Donc, de nouvelles perspectives s’ouvrent à l’agriculture algérienne à travers les différents projets d’installation de périmètres irrigués, l’incitation à l’investissement dans l’industrie agroalimentaire et une politique de formation, de vulgarisation et de recherche axée sur la prise en charge des thématiques les plus prégnantes du domaine de l’activité agricole.
Actuellement, les périmètres irrigués opérationnels s’étendent sur 1,1 million d’hectares à travers le territoire national. L’année dernière le ministre de l’Agriculture et du Développement rural, Rachid Benaïssa, soutenait que cette superficie peut être portée à 1,6 million d’hectares. L’évaluation faite par le Bureau national des études en développement rural (Bneder) fait porter ces perspectives à 2,2 millions d’hectares.
Ce potentiel irrigable est, bien entendu, rendu possible par la politique d’investissement dans le domaine de la mobilisation des eaux de surface (barrages hydrauliques et retenues collinaires avec, en plus, les systèmes de transferts interrégionaux). En effet, en dehors de quelques périmètres irriguées, ayant permis la culture de la pomme de terre, de quelques autres produits maraîchers et d’une arboriculture peu étendue, la plupart des terres cultivées (céréales et une grande partie du patrimoine oléicole) le sont jusqu’à ce jour en sec, dépendant de la seule grâce de la pluie.
Cette dernière est malheureusement connue, particulièrement au cours de ces dernières années, par son irrégularité aussi bien en volume annuel que dans sa répartition dans le temps. Les moments les plus cruciaux de la croissance végétale (avril-mai) ont été souvent parcimonieux en précipitations.

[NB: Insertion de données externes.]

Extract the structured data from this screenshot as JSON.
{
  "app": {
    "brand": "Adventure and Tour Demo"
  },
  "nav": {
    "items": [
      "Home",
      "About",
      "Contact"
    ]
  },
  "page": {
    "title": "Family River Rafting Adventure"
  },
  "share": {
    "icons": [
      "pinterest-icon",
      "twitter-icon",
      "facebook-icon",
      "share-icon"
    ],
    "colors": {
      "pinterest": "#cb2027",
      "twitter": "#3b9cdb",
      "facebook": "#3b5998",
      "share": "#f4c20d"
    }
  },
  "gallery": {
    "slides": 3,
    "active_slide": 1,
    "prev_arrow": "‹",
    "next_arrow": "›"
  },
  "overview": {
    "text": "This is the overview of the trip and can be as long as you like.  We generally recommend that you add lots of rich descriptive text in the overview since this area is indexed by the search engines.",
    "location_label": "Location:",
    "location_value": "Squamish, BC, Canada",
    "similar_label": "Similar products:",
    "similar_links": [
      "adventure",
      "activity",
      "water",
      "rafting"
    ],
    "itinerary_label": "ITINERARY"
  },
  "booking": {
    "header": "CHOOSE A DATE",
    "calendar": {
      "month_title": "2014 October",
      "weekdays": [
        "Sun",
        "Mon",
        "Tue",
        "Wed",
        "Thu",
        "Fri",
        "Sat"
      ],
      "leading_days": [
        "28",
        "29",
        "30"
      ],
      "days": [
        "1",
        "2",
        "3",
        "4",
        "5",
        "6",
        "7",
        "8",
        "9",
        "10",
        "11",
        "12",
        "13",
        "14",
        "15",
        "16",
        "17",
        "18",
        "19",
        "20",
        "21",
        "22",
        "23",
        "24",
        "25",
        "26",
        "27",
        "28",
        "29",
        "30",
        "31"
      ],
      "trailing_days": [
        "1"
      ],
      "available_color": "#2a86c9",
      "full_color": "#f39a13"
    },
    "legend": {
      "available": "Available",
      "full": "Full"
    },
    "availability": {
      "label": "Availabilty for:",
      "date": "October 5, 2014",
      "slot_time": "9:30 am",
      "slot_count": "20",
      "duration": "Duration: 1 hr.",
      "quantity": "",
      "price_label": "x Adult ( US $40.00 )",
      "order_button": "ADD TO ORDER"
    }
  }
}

La vulgarisation et le couple formation/recherche
Les céréales alimentaires et fourragères – hormis une expérience trop coûteuse menée dans le Sud du pays – sont cultivées en sec. Afin de limiter les pertes en rendements céréaliers, le ministère de tutelle avait encouragé, dès la fin des années 1990, le choix de l’arboriculture fruitière, particulièrement dans sa variante rustique (olivier, amandier, figuier…). Cette option fut dénommé «Reconversion des systèmes de culture».
Elle porte des espèces peu exigeantes en eau (eaux pluviales) ou qui peuvent être irriguées par le système du goutte-à-goutte qui assure une économie de l’eau et une économie de travaux de désherbage.
Dans certaines régions du pays, des résultats encourageants ont été obtenus. Cependant, de nouvelles contraintes ont vu le jour : absence d’ouvriers spécialisés en taille et greffage, entretiens phytosanitaires mal assurés… d’où la qualité et le calibre des fruits qui posent problème, particulièrement lorsqu’est envisagée l’opportunité d’exporter.
La culture de l’arbre, dans les espaces traditionnellement réservés à la céréaliculture et au pastoralisme, reste à inventer.
Là, intervient inévitablement l’un des paramètres les plus déterminants dans toute politique agricole, à savoir la vulgarisation, et sa superstructure matérialisée par le couple formation-recherche.
Depuis les fiches techniques diffusées (par espèce, par culture) dans les années soixante-dix du siècle dernier dans les milieux agricoles (domaines autogérés, coopératives,…), jusqu’aux stages de formation assurés aujourd’hui à des agriculteurs dans leurs différentes spécialités, l’Algérie a mobilisé de grands moyens en direction de la formation, de la vulgarisation et de la recherche scientifique dans le domaine de l’agriculture.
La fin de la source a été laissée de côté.